An MTT assay for cell viability was used to determine whether 17β-E2 could prevent cell death in cells exposed to IL-1β, and whether 17β-E2 (0.1, 1, 10 μmol/l) pretreatment could increase cellular proliferation in a concentration-dependent manner. As shown in Fig. 2A, as compared with the control group, treatment with IL-1β alone caused an ~45% decrease in cell viability (P<0.001). The cell viability in the 17β-E2 + IL-1β group was significantly increased, as compared with the IL-1β group. There were no significant changes in cell viability between the IL-1β group and 17β-E2 + IL-1β + ICI182, 780 group. The inhibitory effect of 17β-E2 was abolished by the application of the estrogen receptor antagonist ICI182, 780. Taken together, these results showed that 17β-E2 can protect cells from apoptosis induced by IL-1β. Cell growth was inhibited following treatment with IL-1β, as compared with the control group (P<0.001). The cellular proliferation of IL-1β-induced apoptotic cells was significantly increased after pretreatment of cells for 1 h with 17β-E2 at concentrations of 0.1 μmol/l (0.421±0.021), 1 μmol/l (0.537±0.027) and 10 μmol/l (0.629±0.031; Fig. 2B). Therefore, 17β-E2 pretreatment increased cellular proliferation in a concentration-dependent manner.

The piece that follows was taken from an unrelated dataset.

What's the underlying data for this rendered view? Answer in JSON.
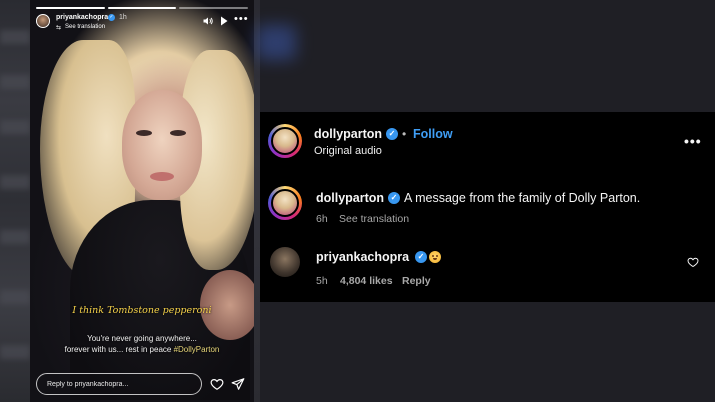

It was further investigated whether 17β-E2 could inhibit IL-1β-induced apoptosis in cells and whether 17β-E2 (0.1, 1, 10 μmol/l) pretreatment could decrease apoptosis in a concentration-dependent manner. The level of apoptotic cells was determined by double staining with Annexin V/FITC and PI. The apoptotic ratio of cells was calculated as a percentage of apoptotic cells/total cells (Table I). Annexin V/FITC and PI labeled cells were quantified by FCM, thus allowing for discrimination between viable/intact cells (Annexin V-PI−), early apoptotic (Annexin V+PI−) and late apoptotic or necrotic cells (Annexin V+PI+). As is shown in Fig. 3, the percentage of apoptosis increased in cells following treatment with IL-1β alone (19.9%). Cells pretreated with 17β-E2 showed a reduced rate of apoptosis (12.3%). To further elucidate the potential contribution of 17β-E2, an estrogen receptor antagonist ICI182, 780, was used. When cells were incubated with both 17β-E2 and ICI182, 780, the protective effects of 17β-E2 were reduced (18.0%). To investigate the association between the concentration of 17β-E2 and the protective effects by 17β-E2, three different concentrations of 17β-E2 (0.1, 1 and 10 μmol/l) were used. Statistical analysis showed that pretreatment with increasing concentration of 17β-E2 reduced the rate of apoptosis in a concentration-dependent manner (12.3, 9.5, 5.3%).

Caspase-3 is a critical mediator of apoptosis. As shown in Fig. 4A, caspase-3 activity was increased in cells following treatment with IL-1β alone, as compared with the control cells. However, cells pretreated with 17β-E2 showed a reduction in this ability. Addition of estrogen receptor antagonist ICI182, 780 resulted in elimination of the protective effects of 17β-E2. Fig. 4B shows that cells pretreated with increasing concentrations of 17β-E2 reduced caspase-3 activity in a concentration-dependent manner.